The second part of relationship responsibility is communication.

Whenever I or others begin consulting for an organization, the first thing we usually hear about is personality conflict. Most of those conflicts come from one simple fact: people do not know what others are doing, how they are doing it, what contribution they are focused on making, or what results they are expected to deliver. And the reason they do not know is that nobody asked.

This failure to ask is less a sign of stupidity than a result of history.

In earlier times, people did not need to explain these things to anyone. In a medieval town, everyone in one district often practiced the same trade. In the countryside, once the ground thawed, everyone in the valley planted the same crop. Even when a few people did something different, they usually worked alone and had no need to explain what they were doing.

Today, however, most people work alongside others with different tasks and responsibilities. A vice president of marketing may have come from sales and know everything about sales, but know almost nothing about pricing, advertising, or packaging if they never did those jobs themselves. So the people doing that work must make sure the VP understands what they are trying to do, why they are doing it, how they will do it, and what results they expect.

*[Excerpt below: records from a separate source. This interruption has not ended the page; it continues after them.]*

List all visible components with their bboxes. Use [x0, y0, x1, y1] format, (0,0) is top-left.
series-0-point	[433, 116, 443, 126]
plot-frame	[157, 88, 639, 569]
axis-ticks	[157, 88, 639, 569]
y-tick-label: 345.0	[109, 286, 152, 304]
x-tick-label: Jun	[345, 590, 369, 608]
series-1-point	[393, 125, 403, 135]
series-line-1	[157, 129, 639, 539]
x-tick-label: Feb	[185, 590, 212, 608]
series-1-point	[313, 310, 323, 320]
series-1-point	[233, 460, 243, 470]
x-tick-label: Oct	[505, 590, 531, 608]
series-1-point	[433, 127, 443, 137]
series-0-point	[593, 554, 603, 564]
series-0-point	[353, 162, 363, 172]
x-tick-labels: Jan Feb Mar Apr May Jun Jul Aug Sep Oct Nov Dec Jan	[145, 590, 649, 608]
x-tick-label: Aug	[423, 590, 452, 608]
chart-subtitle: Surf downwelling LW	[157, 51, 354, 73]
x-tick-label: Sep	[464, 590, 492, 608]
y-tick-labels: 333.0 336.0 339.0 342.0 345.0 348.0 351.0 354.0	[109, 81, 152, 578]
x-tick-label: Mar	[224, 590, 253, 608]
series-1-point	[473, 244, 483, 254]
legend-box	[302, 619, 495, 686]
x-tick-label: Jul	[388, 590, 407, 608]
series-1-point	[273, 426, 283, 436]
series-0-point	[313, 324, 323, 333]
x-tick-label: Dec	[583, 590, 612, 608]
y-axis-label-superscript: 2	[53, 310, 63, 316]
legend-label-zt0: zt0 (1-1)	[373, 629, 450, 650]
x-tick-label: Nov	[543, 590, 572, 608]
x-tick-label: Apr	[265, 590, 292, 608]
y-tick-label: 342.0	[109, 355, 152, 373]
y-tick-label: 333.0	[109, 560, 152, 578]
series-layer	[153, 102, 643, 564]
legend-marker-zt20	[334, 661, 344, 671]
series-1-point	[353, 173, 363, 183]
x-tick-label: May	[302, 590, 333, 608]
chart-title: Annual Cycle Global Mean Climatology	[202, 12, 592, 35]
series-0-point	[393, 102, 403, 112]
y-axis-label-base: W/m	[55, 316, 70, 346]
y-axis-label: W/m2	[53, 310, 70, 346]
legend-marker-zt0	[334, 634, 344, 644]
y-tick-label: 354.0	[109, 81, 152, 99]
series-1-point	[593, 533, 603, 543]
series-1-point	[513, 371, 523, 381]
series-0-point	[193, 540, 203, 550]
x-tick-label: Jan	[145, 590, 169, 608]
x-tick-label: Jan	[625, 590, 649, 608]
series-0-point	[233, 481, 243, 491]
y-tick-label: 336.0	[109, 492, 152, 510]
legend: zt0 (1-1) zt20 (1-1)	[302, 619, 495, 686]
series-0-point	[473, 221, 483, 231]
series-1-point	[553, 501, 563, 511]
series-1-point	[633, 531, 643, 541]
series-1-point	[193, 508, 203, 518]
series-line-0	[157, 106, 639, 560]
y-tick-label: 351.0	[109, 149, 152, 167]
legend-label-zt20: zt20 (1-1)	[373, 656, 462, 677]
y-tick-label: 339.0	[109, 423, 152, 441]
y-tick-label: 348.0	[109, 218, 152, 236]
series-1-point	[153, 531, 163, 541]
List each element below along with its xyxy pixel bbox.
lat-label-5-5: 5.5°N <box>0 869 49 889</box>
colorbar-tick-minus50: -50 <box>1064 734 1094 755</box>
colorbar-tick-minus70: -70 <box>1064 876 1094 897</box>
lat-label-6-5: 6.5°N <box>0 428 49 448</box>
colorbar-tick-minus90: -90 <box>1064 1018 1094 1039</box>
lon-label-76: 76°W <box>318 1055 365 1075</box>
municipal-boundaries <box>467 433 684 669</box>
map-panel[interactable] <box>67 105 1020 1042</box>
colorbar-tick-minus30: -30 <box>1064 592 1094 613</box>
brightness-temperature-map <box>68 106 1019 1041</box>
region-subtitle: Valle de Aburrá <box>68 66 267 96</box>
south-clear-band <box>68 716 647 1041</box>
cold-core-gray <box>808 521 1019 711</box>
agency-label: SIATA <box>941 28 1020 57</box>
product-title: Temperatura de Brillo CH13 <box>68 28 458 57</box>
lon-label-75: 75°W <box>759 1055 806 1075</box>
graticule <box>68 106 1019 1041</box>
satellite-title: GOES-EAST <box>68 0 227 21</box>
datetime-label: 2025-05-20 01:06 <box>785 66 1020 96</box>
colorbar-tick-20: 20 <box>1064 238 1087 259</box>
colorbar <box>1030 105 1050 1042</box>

If the VP of marketing does not understand what those high-level specialists are doing, that is mainly the fault of the specialists, not the VP. On the other side, the VP is responsible for making sure colleagues understand how he sees marketing: what his goals are, how he works, and what he expects from himself and from everyone else.

Even when people understand the importance of relationship responsibility, they often do not communicate enough with coworkers. They worry that they will seem intrusive, foolish, or nosy. They are wrong. In practice, whenever someone says to a colleague, “Here is what I am good at. Here is how I work. Here are my values. Here is the contribution I plan to make and the results I should be delivering,” the usual response is: “This is so helpful. Why didn’t you tell me earlier?”

And if that person continues by asking, “Then what do I need to know about your strengths, your way of working, your values, and the contribution you plan to make?” they get a similar answer almost every time: “Thank you for asking. Why didn’t you ask sooner?”

Organizations are no longer built on force. They are built on trust. And trust does not necessarily mean that people like one another. It means they understand one another. That is why taking responsibility for your relationships is not optional. It is an obligation. Whether you are an employee, a consultant, a supplier, or a distributor, you owe that responsibility to everyone you work with, meaning everyone you depend on and everyone who depends on you.

How Do I Manage the Second Half of My Life?

There are three ways to build a second career.

The first is to shift fully into a new job. Often that simply means moving from one kind of organization to another.

The second is to develop a parallel career.

Many people are highly successful in their first career and continue doing it, either full-time, part-time, or as consultants. But alongside it, they begin another line of work, usually in a nonprofit, and devote perhaps ten hours a week to it.

The third method is social entrepreneurship.

Social entrepreneurs are often people who were very successful in their first career. They still love their work, but it no longer challenges them in the same way. In many cases, they continue with their original work while gradually giving it less time, and at the same time build a second undertaking, usually nonprofit in nature.

The people who manage the second half of life well will always be a minority. Most people will simply keep going, year after year, until retirement. But it is exactly this minority, the men and women who see a long working life as an opportunity for themselves and for society, who become leaders and examples.